Wind lidar technology development and transfer

Wind lidar is one of the biggest changes to occur in wind energy in recent decades. The use of lasers to measure wind vectors remotely has enabled many new developments, including lidar-assisted control of wind turbines and wind plants, and has directly contributed to the growth of offshore wind. 

In this contribution we consider several case studies of how wind lidar technologies were developed or adapted for new applications, and commercialised. 

These case studies include:

• Vertical profiling wind lidar for ground-based resource assessment. Initially launched as a commercial product in the mid 2000’s, wind lidar were initially seen as research devices that could measure up to the rotor tip, reducing the need for wind profile extrapolation and thus reducing uncertainty. Early adopters sought to standardise their use for resource assessment (i.e., vertically-resolved wind speed and direction profiles) through IEA Wind Task 11. In 2011 IEA Wind Task 32 started developing a Recommended Practices document that was adopted in 2013. In 2017 an IEC Standard (IEC 61400-12-1) provided a framework for their use in some applications. Since then, the “Consortium for the advancement of remote sensing” (CFARS) has been actively promoting the use of wind lidar, backed up with evidence from industry users. Now, in 2021, wind lidar are widely accepted for use in flat terrain. The focus over the past few years has shifted to the potential for wind lidar to completely replace met masts.
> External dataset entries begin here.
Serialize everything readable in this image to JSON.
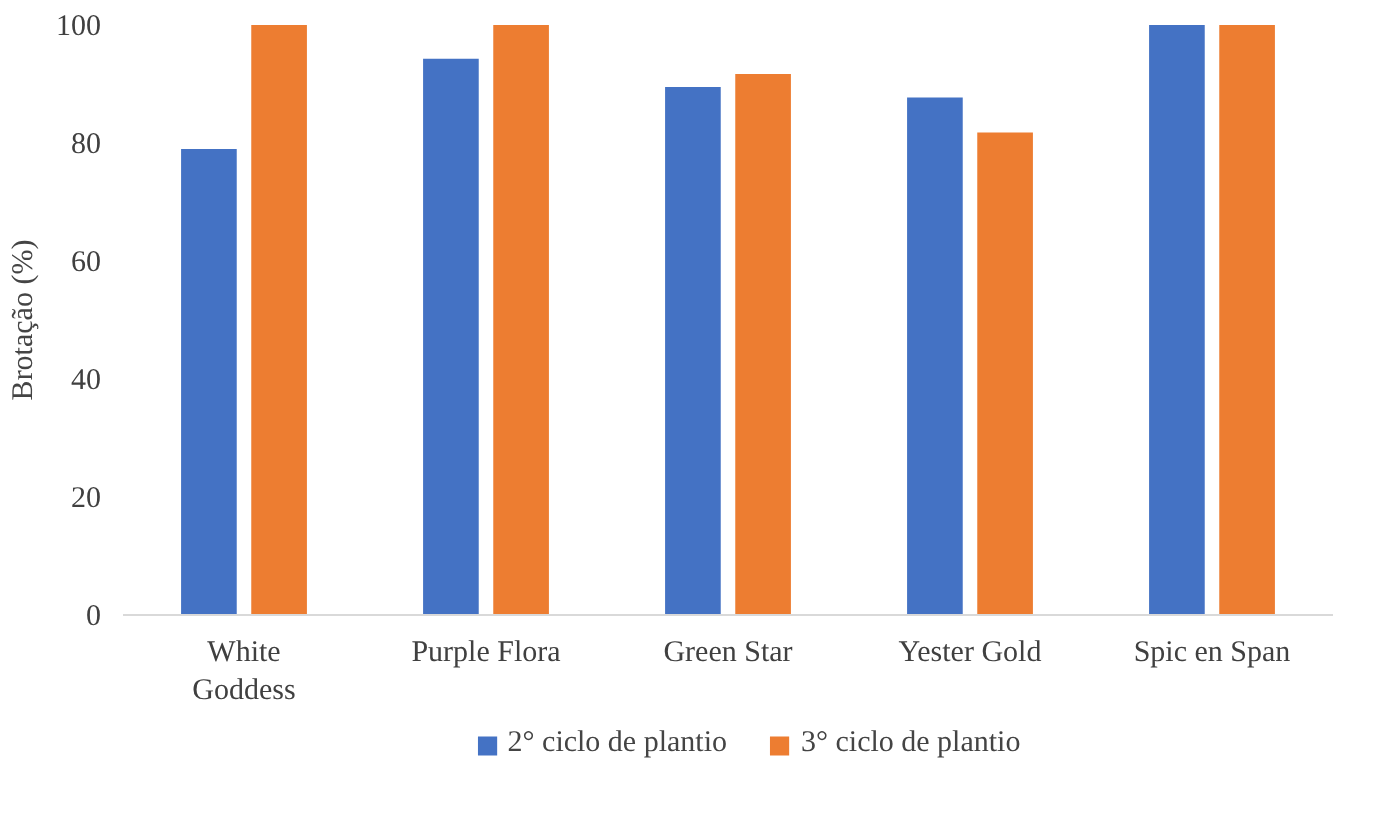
{
  "chart_data": {
    "type": "bar",
    "ylabel": "Brotação (%)",
    "categories": [
      "White Goddess",
      "Purple Flora",
      "Green Star",
      "Yester Gold",
      "Spic en Span"
    ],
    "series": [
      {
        "name": "2° ciclo de plantio",
        "color": "#4472c4",
        "values": [
          79,
          94.3,
          89.5,
          87.7,
          100
        ]
      },
      {
        "name": "3° ciclo de plantio",
        "color": "#ed7d31",
        "values": [
          100,
          100,
          91.7,
          81.8,
          100
        ]
      }
    ],
    "ylim": [
      0,
      100
    ],
    "yticks": [
      0,
      20,
      40,
      60,
      80,
      100
    ],
    "grid": false,
    "legend": "bottom"
  }
}
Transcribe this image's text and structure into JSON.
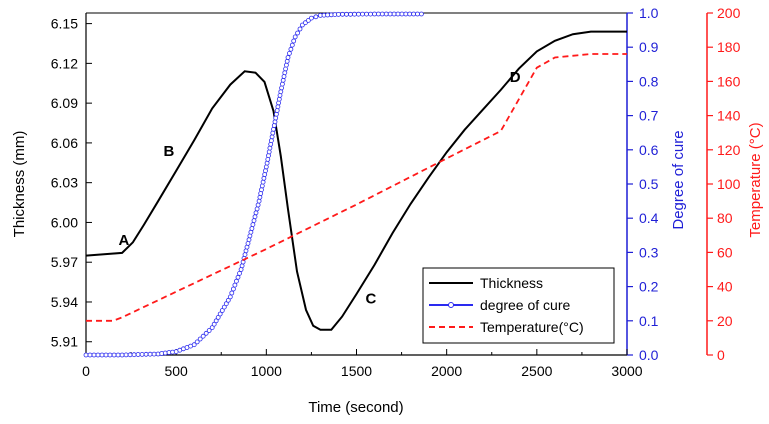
{
  "chart_data": {
    "type": "line",
    "title": "",
    "xlabel": "Time (second)",
    "xlim": [
      0,
      3000
    ],
    "x_ticks": [
      0,
      500,
      1000,
      1500,
      2000,
      2500,
      3000
    ],
    "axes": {
      "left": {
        "label": "Thickness (mm)",
        "range": [
          5.9,
          6.158
        ],
        "ticks": [
          "5.91",
          "5.94",
          "5.97",
          "6.00",
          "6.03",
          "6.06",
          "6.09",
          "6.12",
          "6.15"
        ],
        "color": "#000000"
      },
      "right_inner": {
        "label": "Degree of cure",
        "range": [
          0.0,
          1.0
        ],
        "ticks": [
          "0.0",
          "0.1",
          "0.2",
          "0.3",
          "0.4",
          "0.5",
          "0.6",
          "0.7",
          "0.8",
          "0.9",
          "1.0"
        ],
        "color": "#1f1fd6"
      },
      "right_outer": {
        "label": "Temperature (°C)",
        "range": [
          0,
          200
        ],
        "ticks": [
          "0",
          "20",
          "40",
          "60",
          "80",
          "100",
          "120",
          "140",
          "160",
          "180",
          "200"
        ],
        "color": "#ff1a1a"
      }
    },
    "legend": {
      "position": "bottom-right",
      "entries": [
        "Thickness",
        "degree of cure",
        "Temperature(°C)"
      ]
    },
    "series": [
      {
        "name": "Thickness",
        "axis": "left",
        "style": "solid",
        "color": "#000000",
        "points": [
          [
            0,
            5.975
          ],
          [
            100,
            5.976
          ],
          [
            200,
            5.977
          ],
          [
            260,
            5.985
          ],
          [
            320,
            5.998
          ],
          [
            400,
            6.016
          ],
          [
            500,
            6.039
          ],
          [
            600,
            6.062
          ],
          [
            700,
            6.086
          ],
          [
            800,
            6.104
          ],
          [
            880,
            6.114
          ],
          [
            940,
            6.113
          ],
          [
            990,
            6.106
          ],
          [
            1040,
            6.084
          ],
          [
            1080,
            6.05
          ],
          [
            1120,
            6.01
          ],
          [
            1170,
            5.963
          ],
          [
            1220,
            5.934
          ],
          [
            1260,
            5.922
          ],
          [
            1300,
            5.919
          ],
          [
            1360,
            5.919
          ],
          [
            1420,
            5.929
          ],
          [
            1500,
            5.946
          ],
          [
            1600,
            5.968
          ],
          [
            1700,
            5.992
          ],
          [
            1800,
            6.014
          ],
          [
            1900,
            6.034
          ],
          [
            2000,
            6.053
          ],
          [
            2100,
            6.07
          ],
          [
            2200,
            6.085
          ],
          [
            2300,
            6.1
          ],
          [
            2400,
            6.116
          ],
          [
            2500,
            6.129
          ],
          [
            2600,
            6.137
          ],
          [
            2700,
            6.142
          ],
          [
            2800,
            6.144
          ],
          [
            2900,
            6.144
          ],
          [
            3000,
            6.144
          ]
        ]
      },
      {
        "name": "degree of cure",
        "axis": "right_inner",
        "style": "solid-markers",
        "color": "#2a2af0",
        "points": [
          [
            0,
            0.0
          ],
          [
            200,
            0.0
          ],
          [
            400,
            0.003
          ],
          [
            500,
            0.01
          ],
          [
            600,
            0.03
          ],
          [
            700,
            0.08
          ],
          [
            800,
            0.17
          ],
          [
            860,
            0.25
          ],
          [
            920,
            0.37
          ],
          [
            960,
            0.45
          ],
          [
            1000,
            0.55
          ],
          [
            1040,
            0.66
          ],
          [
            1080,
            0.77
          ],
          [
            1120,
            0.87
          ],
          [
            1160,
            0.93
          ],
          [
            1200,
            0.965
          ],
          [
            1250,
            0.985
          ],
          [
            1300,
            0.993
          ],
          [
            1400,
            0.996
          ],
          [
            1600,
            0.997
          ],
          [
            1860,
            0.997
          ]
        ]
      },
      {
        "name": "Temperature(°C)",
        "axis": "right_outer",
        "style": "dashed",
        "color": "#ff1a1a",
        "points": [
          [
            0,
            20
          ],
          [
            150,
            20
          ],
          [
            200,
            22
          ],
          [
            300,
            27
          ],
          [
            500,
            37
          ],
          [
            1000,
            62
          ],
          [
            1500,
            88
          ],
          [
            2000,
            115
          ],
          [
            2300,
            131
          ],
          [
            2500,
            168
          ],
          [
            2600,
            174
          ],
          [
            2800,
            176
          ],
          [
            3000,
            176
          ]
        ]
      }
    ],
    "annotations": [
      {
        "text": "A",
        "x": 210,
        "y": 5.983,
        "axis": "left"
      },
      {
        "text": "B",
        "x": 460,
        "y": 6.05,
        "axis": "left"
      },
      {
        "text": "C",
        "x": 1580,
        "y": 5.939,
        "axis": "left"
      },
      {
        "text": "D",
        "x": 2380,
        "y": 6.106,
        "axis": "left"
      }
    ]
  }
}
As a result, there is great interest in their ability to measure turbulence, and in their ability to be used in all terrain. These remain the major themes of research at this time.

• Forward-looking lidar for wind turbine control offers the potential to reduce turbine loads and fatigue, and would enable larger wind turbines in future. Lidar-assisted controls may also be key to improve the control performance of floating offshore wind turbines. And, due to collaboration between multiple stakeholders the advantages of designing a wind turbine with feed-forward lidar control are becoming clearer. Despite their potential benefits, the adoption of wind lidar for feed-forward control has been slower than other applications; this stems from the general complexity and difficulty of reliably and safely integrating a wind lidar into the wind turbine control system in such a way that the turbine can still be certified. Work continues to generate evidence for the safe and reliable deployment of lidar for this application

For each case study we identify some of the main drivers for the adoption of wind lidar, some of the challenges that were experienced on the way, and discuss what steps remain. Our goal is to familiarise the wind energy research and development community with the process of technology transfer and the various actors that are involved.